I think it's reasonable for us to just say that if you want wide-character input, compile with WIDE=Y UTF8=Y and use wget_wch() and related functions; if you want 8-bit character input in your locale, build without those flags and use getch().

There is at least one more "gotcha". Here, we take the (signed, 8-bit keycode) and cast it to an integer. If the high bit was set, that gets extended. So you hit, say, ½, and (with code page 437) you get -85. Cast that to a 16-bit unsigned value, and you get 65536-85 = 65451. And similarly for anything that isn't 7-bit ASCII.
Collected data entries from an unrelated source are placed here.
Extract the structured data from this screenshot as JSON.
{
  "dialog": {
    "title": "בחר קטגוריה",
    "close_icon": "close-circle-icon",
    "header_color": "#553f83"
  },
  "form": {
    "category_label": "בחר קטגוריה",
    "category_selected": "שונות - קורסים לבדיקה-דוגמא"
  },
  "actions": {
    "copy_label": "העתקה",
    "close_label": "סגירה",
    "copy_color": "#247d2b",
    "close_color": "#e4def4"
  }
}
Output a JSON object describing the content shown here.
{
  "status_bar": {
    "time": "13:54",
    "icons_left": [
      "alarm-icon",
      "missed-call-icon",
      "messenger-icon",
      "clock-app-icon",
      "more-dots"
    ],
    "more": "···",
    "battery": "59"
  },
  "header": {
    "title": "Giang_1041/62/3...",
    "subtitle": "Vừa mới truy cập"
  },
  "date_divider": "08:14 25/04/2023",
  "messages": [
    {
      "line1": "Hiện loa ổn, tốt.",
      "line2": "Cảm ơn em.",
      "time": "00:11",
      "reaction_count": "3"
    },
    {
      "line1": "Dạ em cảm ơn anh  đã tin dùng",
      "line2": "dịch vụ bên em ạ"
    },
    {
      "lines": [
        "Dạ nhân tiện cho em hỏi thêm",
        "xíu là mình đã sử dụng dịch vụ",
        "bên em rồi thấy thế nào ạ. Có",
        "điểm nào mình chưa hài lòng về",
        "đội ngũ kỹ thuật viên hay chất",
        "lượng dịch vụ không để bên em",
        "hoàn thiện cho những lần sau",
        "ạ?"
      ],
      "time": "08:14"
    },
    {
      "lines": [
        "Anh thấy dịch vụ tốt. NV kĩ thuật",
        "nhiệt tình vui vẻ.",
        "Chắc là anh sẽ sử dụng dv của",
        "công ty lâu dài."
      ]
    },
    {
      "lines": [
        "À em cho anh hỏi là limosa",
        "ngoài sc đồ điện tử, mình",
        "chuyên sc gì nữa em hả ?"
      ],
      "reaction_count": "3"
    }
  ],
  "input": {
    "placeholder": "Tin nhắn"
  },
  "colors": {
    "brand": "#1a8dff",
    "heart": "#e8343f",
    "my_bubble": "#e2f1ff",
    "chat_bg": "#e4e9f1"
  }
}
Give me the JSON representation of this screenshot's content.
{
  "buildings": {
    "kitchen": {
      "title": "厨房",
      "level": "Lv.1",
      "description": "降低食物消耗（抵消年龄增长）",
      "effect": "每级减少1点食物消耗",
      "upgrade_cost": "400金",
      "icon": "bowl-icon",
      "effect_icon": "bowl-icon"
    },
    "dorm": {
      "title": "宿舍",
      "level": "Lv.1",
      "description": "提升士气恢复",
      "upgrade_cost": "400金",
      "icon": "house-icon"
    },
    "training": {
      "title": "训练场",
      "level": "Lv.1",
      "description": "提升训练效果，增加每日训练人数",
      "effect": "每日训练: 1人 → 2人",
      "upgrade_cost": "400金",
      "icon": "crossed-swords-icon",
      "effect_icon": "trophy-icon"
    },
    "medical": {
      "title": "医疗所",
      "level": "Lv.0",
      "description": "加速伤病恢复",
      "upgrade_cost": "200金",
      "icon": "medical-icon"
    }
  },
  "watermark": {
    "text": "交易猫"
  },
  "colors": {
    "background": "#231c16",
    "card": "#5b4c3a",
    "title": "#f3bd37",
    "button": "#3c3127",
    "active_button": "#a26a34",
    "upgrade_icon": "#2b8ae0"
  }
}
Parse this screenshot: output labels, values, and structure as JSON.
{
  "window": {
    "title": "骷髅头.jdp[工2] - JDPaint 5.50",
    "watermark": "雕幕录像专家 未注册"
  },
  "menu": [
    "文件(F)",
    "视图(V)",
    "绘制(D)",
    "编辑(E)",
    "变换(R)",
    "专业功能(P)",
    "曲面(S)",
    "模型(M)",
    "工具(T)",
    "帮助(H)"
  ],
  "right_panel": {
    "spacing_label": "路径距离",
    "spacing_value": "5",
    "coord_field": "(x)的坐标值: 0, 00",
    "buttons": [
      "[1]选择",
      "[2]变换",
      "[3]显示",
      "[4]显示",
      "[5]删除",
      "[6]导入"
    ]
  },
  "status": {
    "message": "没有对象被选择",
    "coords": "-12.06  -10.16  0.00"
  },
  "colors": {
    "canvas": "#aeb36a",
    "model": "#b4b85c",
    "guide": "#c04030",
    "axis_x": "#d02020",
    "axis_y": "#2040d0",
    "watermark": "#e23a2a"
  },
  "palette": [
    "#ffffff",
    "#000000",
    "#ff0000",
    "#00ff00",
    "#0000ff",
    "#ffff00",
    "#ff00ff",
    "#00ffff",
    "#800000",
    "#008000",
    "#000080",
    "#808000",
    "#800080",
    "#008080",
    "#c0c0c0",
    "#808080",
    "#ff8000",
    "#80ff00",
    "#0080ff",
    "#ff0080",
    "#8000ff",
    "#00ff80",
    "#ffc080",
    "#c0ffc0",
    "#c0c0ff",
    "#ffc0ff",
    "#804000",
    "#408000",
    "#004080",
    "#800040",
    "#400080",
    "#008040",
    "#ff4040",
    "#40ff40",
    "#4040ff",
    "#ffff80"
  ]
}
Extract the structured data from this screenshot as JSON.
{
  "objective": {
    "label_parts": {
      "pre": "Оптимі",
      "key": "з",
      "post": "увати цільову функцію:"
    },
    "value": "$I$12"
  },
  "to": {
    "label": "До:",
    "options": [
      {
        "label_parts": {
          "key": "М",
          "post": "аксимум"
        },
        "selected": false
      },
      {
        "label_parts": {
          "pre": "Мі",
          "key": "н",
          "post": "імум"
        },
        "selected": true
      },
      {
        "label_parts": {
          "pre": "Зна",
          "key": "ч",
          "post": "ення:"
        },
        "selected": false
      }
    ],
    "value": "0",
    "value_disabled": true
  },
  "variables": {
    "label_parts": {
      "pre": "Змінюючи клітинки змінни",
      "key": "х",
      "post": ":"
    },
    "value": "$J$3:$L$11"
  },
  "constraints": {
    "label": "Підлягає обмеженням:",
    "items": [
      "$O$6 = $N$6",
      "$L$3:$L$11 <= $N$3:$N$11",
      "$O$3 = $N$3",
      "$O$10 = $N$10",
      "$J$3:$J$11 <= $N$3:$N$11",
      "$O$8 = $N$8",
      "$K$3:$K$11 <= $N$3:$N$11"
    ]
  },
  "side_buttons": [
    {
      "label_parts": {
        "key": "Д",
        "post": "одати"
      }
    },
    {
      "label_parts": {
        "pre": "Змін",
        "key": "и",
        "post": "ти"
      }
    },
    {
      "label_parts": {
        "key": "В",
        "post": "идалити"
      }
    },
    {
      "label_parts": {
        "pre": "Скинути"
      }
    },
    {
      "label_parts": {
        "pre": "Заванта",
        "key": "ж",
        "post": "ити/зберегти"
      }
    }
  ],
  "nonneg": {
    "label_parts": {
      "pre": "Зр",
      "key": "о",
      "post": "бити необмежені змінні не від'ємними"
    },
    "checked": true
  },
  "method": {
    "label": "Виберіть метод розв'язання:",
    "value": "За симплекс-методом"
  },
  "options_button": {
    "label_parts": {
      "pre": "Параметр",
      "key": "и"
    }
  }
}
The tempting solution is to change the aforementioned line to read

 (unsigned char)KEV.uChar.AsciiChar;

Possibly a required solution; I don't think getch() is supposed to return a negative value except for errors. This fix, by the way, does apply to both PDCurses and PDCursesMod.

(Warning : gotta dive into some code today before a meeting later on, so I'll be incommunicado, probably until tomorrow.)

I don't think getch() is supposed to return a negative value except for errors.

That is wrong, getch() is supposed to return "an integer value" (positive or negative don't matter) which represents "a single-byte character" or ERR (a define that could be anything) on error (mostly, but not only defined to happen on nodelay mode with no data available) or - if keypad() is enabled a single-byte character.
So we do have 0x00-0xFF for the character (no matter if we count that as signed or unsigned) + ERR + KEY_ constants in the higher values.
½ (with code page 437) must not be 65451 - because that isn't 0x00-0xFF. If this would be solved by the cast above - than this sounds good.

I think the biggest "side issue" is: getch (in our case actually wgetch(stderr)) should still get that single byte - even when the library has wide and unicode support - as long as the input comes from a single byte codepage like 437.

The part that is "undefined" is what happens when the input is a multibyte character; in this case the ncurses solution of "caching" each byte and return it in multiple calls is reasonable, returning all bytes in the int at once (I think this is the intended behavior of PDCurses*) would be "quite fine", too.

Just drop a note when you think there's a reasonable state and I'll redo some tests using the CI builds with the getme.c from above (with an additional run that uses wget_wch for unicode/wide builds).

I am reasonably sure that commit e86d9c3 fixed this. WinCon compiles with UTF8=Y will get correct results from wget_wch(); for those without, getch() will return code page appropriate results for keys in that code page, and undefined results for anything else. Just need time to try it all out on a for-real Windows system (instead of Wine), after which this can be closed.

Closing this as completed. Note that commit e86d9c3 implements the bit described above of casting KEV.uChar.AsciiChar to type unsigned char. That was the final piece of that puzzle.

I can confirm that:

  • using WIDE=Y UTF8=Y (and chcp 65001) I get the same result in wincon an wingui now (the correct values that wingui got before)
  • both wingui and wincon display those correctly when pressing the keys

Also verified: When using non-wide non-utf8 build the output and the expected values are correctly translated into the active chcp if it isn't 65001.